In 2017, Tom Alexander, Steven Day and Andrew Ralston announced the founding of a new energy company dubbed "Project Blue Marble", with a planned launch later that year. The project had been underway for more than a year, having secured investment from BP along with the necessary energy licenses to operate in the UK. The team, joined by Chris Alliott, planned to supply energy at a cheaper price than other green energy suppliers by "modernising" their approach, operating on an app-based model, making use of modern technology, and avoiding paper bills. Customers could manage their account via the Pure Planet app and website.

In 2018, The Times reported that Pure Planet had gained its authority to supply from a so-called energy licence factory: "These firms sell companies with licences to entrepreneurs, who can start energy suppliers without detailed checks being carried out on their background."

By May 2019, Pure Planet had grown to 100,000 customers.

Pure Planet was one of a number of green energy companies criticised by Which? in 2019 over their claims to sell "100 per cent renewable" energy. Which? noted that the companies were purchasing Renewable Energy Guarantee of Origin certificates, rather than purchasing renewable energy directly. Steven Day responded by saying that the report had demonstrated a "fundamental misunderstanding of the way electricity is generated, certified, traded, managed by the grid and supplied".

In February 2020, Pure Planet finished second in The Sunday Times' "top 100 small companies" list, making it the top-ranked energy supplier. Judges for the competition cited the organisation's carbon offsetting practices, benefits, mental health support, and commuting offers, as reasons for the ranking.

In November 2020, Pure Planet published a "People and Power" report backed by Opinium Research, revealing that the older generation are more sustainable than the younger generation.
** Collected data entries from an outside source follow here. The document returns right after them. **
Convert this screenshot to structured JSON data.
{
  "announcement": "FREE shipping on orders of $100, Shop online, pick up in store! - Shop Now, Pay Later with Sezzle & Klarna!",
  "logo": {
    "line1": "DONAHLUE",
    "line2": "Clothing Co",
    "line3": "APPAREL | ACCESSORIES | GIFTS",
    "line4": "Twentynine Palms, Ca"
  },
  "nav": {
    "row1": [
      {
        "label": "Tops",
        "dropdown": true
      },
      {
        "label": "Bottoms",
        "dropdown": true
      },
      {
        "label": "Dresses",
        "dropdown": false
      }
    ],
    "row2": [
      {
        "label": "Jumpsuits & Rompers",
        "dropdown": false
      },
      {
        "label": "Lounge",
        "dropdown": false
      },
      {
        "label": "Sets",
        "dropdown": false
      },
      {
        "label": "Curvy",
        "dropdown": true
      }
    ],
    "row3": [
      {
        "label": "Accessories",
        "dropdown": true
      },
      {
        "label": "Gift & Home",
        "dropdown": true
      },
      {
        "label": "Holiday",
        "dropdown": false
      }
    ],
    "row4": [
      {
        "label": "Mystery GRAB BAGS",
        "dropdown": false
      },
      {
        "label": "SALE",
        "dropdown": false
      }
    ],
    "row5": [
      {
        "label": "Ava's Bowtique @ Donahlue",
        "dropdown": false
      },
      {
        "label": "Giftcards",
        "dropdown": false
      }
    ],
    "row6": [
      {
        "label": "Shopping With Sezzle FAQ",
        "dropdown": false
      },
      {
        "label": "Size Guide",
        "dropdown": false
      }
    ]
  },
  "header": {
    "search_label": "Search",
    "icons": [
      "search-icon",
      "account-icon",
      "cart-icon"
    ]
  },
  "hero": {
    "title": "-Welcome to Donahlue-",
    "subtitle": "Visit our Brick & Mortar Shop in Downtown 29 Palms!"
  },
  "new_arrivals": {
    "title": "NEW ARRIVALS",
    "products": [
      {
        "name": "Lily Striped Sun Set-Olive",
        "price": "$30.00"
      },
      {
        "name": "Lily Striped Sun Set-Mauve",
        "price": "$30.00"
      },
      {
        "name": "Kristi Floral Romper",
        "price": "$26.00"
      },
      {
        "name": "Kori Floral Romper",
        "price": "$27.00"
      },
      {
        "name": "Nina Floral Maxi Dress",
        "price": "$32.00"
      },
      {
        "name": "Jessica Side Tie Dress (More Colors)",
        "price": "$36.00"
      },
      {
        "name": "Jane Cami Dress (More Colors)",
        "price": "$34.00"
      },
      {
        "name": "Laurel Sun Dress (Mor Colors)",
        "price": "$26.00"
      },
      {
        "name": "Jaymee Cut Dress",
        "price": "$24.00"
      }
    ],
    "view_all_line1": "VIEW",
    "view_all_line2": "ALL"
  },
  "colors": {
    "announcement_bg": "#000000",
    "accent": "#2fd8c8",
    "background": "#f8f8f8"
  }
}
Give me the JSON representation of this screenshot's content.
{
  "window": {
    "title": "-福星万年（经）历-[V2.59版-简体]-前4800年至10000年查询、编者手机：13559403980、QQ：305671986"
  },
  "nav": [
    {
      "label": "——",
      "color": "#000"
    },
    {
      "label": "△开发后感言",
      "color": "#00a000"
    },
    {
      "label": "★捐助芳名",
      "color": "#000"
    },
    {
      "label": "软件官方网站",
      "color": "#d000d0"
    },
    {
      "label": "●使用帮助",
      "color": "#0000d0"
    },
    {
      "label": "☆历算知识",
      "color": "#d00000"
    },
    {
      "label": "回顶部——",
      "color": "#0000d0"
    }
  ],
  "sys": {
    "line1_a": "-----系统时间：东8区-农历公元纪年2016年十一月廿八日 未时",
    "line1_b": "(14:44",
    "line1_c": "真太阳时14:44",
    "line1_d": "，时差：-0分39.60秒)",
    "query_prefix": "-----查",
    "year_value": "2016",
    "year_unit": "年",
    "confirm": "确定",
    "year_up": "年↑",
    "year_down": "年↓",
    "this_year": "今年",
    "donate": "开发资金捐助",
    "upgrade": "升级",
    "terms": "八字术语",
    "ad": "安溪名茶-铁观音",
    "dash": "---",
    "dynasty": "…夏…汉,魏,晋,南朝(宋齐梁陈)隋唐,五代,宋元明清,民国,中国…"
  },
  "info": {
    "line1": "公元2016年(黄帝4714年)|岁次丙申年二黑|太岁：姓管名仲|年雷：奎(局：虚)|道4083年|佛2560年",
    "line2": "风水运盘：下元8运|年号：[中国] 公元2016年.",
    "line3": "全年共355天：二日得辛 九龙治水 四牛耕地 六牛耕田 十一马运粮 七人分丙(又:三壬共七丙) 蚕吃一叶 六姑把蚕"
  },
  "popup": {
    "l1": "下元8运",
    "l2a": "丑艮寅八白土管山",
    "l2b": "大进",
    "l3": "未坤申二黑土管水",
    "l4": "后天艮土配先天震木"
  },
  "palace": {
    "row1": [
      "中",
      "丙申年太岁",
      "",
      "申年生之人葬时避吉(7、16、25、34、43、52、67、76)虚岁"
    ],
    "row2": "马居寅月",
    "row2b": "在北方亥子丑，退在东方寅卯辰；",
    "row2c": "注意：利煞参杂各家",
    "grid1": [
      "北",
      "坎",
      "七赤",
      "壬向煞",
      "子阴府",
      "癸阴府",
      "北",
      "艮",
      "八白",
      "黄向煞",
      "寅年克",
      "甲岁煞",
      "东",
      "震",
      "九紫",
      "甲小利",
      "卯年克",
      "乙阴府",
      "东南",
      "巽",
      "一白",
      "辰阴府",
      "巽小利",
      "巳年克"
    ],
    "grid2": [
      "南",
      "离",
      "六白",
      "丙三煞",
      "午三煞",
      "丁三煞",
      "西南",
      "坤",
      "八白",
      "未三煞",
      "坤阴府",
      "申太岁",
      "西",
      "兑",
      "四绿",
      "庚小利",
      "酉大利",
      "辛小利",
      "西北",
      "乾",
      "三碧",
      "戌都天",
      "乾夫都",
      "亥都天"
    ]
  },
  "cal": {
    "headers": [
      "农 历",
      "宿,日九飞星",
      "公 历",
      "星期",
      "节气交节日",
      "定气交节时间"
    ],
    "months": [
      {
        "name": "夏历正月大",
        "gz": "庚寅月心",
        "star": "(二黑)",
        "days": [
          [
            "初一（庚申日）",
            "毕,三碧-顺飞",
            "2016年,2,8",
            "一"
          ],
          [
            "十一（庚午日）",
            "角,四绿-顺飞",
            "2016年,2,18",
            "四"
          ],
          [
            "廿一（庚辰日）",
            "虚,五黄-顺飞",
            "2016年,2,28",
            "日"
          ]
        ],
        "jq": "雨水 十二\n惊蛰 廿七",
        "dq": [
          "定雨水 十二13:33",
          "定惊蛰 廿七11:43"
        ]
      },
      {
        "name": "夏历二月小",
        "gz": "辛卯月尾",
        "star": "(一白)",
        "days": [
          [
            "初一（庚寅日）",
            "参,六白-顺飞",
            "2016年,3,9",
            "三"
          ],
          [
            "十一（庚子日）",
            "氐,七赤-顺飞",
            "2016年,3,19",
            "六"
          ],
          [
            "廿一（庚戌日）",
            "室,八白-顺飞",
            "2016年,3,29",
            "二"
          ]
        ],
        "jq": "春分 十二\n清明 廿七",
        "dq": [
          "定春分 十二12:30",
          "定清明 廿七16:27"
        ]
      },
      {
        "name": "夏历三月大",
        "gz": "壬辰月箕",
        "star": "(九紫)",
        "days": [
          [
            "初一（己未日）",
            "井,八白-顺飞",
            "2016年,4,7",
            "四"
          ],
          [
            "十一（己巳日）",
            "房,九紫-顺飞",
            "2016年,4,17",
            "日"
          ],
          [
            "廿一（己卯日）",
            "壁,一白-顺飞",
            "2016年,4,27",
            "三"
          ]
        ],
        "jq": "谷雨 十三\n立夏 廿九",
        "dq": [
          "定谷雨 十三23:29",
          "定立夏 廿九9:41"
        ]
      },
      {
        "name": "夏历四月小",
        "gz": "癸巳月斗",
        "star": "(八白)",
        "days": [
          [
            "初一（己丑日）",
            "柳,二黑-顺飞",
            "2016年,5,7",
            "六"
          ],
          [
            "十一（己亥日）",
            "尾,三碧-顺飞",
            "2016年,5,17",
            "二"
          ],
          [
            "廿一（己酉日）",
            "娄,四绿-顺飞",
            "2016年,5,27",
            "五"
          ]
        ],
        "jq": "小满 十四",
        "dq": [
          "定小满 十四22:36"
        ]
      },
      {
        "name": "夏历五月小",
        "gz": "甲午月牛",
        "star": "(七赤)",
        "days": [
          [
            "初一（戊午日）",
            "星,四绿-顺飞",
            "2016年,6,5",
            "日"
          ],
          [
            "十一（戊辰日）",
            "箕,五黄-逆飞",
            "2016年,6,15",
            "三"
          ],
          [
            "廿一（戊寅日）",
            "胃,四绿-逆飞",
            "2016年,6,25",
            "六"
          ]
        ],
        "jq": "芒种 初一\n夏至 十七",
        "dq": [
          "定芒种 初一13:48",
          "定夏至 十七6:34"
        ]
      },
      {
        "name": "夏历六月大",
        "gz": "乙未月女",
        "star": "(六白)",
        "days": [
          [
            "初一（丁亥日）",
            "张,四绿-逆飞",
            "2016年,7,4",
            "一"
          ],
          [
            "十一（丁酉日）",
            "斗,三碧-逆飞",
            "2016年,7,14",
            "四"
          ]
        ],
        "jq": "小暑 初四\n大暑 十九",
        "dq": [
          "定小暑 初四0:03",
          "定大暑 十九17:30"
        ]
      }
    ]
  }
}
In January 2021, Pure Planet was listed by Which? as second behind fast-growing Octopus Energy as a recommended provider of the year. In the raw tables Pure Planet was listed as 5th.

In May 2021, Pure Planet received the Best Company to Work For Gold Award for (SME) at the UK Employee Experience Awards. The company was also named 6th Best Company To Work For in the South West and won 3rd place in the Mid-Sized Company to Work For, at the ceremony on 21 May. The award for Best Utility Company to Work For was also given to Pure Planet at the event.

==Collapse==

The company ceased trading on 13 October 2021, following BP's decision to withdraw support owing to the risk of large potential losses at the already loss making company.

The company said it had been caught between rising costs and the UK's energy price cap, which limited what companies could charge consumers.